Iowa Senator Tom Harkin says this week in Congress has brought him some of his highest –and lowest– times. Harkin, a Democrat, says he was elated with Tuesday’s bipartisan passage of legislation that would have raised federal funding for embryonic stem cell research. Then, he says, that elation vanished on Wednesday.

Harkin says “In one of the most cruel and cynical acts I can imagine, President Bush used his first-ever veto to kill the bill. Let’s be clear, in vetoing the bill, he also vetoed the hopes of tens of millions of Americans suffering from diabetes, from cancer, Alzheimers, spinal cord injuries and other diseases and conditions that could be cured by embryonic stem cell research.”

Harkin says the research is “life-saving” and is supported by more than 70-percent of the American people. Harkin says “Once again the president staked out an extreme ideological narrow position, a position that flies in the face of science, common sense and compassion. He refused to listen to other points of view, including the pleas of former First Lady Nancy Reagan. I’m told that Republican supporters of the bill requested an opportunity to talk to the president and he turned them down.”

Iowa’s other U.S. Senator, Republican Chuck Grassley, voted against the stem cell bill. President Bush says the bill “would support the taking of innocent human life” for the hopes of “finding medical benefit for others,” which he says “crosses a moral boundary” that society “needs to respect.”
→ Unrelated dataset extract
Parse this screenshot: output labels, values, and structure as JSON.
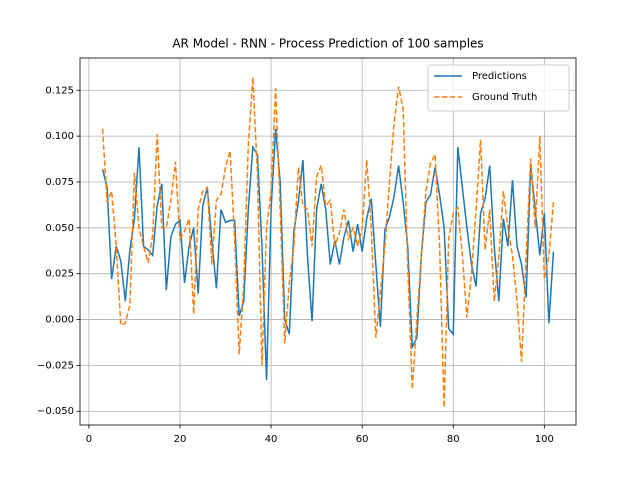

In issuing the veto, the President said he’s hopeful scientific research can advance without expanding a small supply of stem cells already approved by the government for research. President Bush says “Even critics of my policy concede that these federally-funded lines are being used in research every day by scientists around the world. My policy has allowed us to explore the potential of embryonic stem cells, and it has allowed America to continue to lead the world in this area.”